Before you can start the government sales cycle spinning you should settle on exactly which of your many goods or services you plan on selling to government. At this point you should become familiar with the NIGP, or the National Institute of Government Purchasing index. This is a listing of all the goods and services that government agencies typically buy.

This will be your first indication if there is a government market for your company’s offering. This will save you a lot of time and energy calling and hoofing around and bothering purchasing agents who have no interest in what you are selling.

You should also visit any agency’s website and click on the procurement tab to find what things that particular agency buys. This will tell you if that potential buyer needs your company’s offering.

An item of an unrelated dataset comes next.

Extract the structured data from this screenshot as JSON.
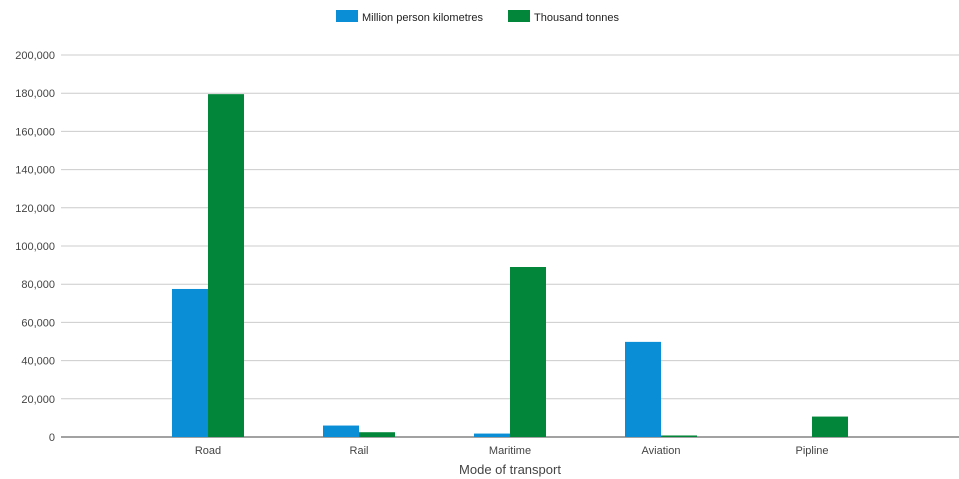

Next, prepare a hard market analysis for your own sanity and for internal use. This will be invaluable for demonstrating the opportunity to senior management. The analysis should cover the following:
  • A hard, objective look at the opportunity.
  • A matrix comparison of the job requirements and the capabilities of your offering 
  • Admit to yourself how well or poorly your offering matches the requirements
  • To avoid leaving money on the table, search public information and determine what your prospect and other comparable agencies have paid for similar offers. 
  • Based on public information and your knowledge of the market, see if you can figure out who your competitors on the procurement may be and what their bidding habits are.

You next should locate specific bidding opportunities. There are several ways to go about this. One way is to contract with an aggregator. This is a company that will report to you periodically on which agencies have issued tenders for the goods or services that your company supplies. The drawback to this approach is expense.

These reports are costly and most bidding companies will not have the bandwidth to respond to more that a fraction of the opportunities for which you are paying. In addition, much of the information is repeated from report to report to report. So, you will be paying repeatedly for the same data and you will be paying for information that you can’t use or which is stale.

An alternative to an aggregation service is retaining a consultant. Make sure your consultant has hand-on experience selling to government not just other contractors. Experience selling in your vertical would be a bonus. This is a much more personal approach than using an aggregator. In the interest of full discloser, Chaddsford Planning provides this service.

A third approach, if you have the time and/or resources is to go it alone and contact thousands of government agencies yourself to determine if they purchase what you are selling and then to continue dialing for dollars until you find the right person who has purchasing authority and can buy from you.

The next step is to identify the requirement of the job. in order to for your potential customer to do business with you you will be required to submit a formal written proposal that accomplishes three things. 1) specifies exactly what you are offering, 2) specifies exactly what you expect in return, 3) shows precisely how your offer solves the agency’s problem.

It is a lot of work, but there is a lot of reward.

Summary

  • Identify a problem in government. Often the government’s procurement documents will do this for you. 
  • Determine which of your company’s products or services can solve that problem.
  •  Determine which executive agency is responsibly for solving the problem.
  • Make a formal written proposal to the procurement officer, hiring a proposal writer if you have to. 
  • Perform a market analysis to determine if the government market, in general, or this specific opportunity, are suitable for your offering or your company.
  • Know the procurement methodology for every bid that you compete for. ▪ Study the criteria by which all the proposals in a bid will be evaluated
  • When you respond to a published solicitation read the solicitation carefully before thinking of responding
  • In contract negotiations avoid antagonistic speech and body language.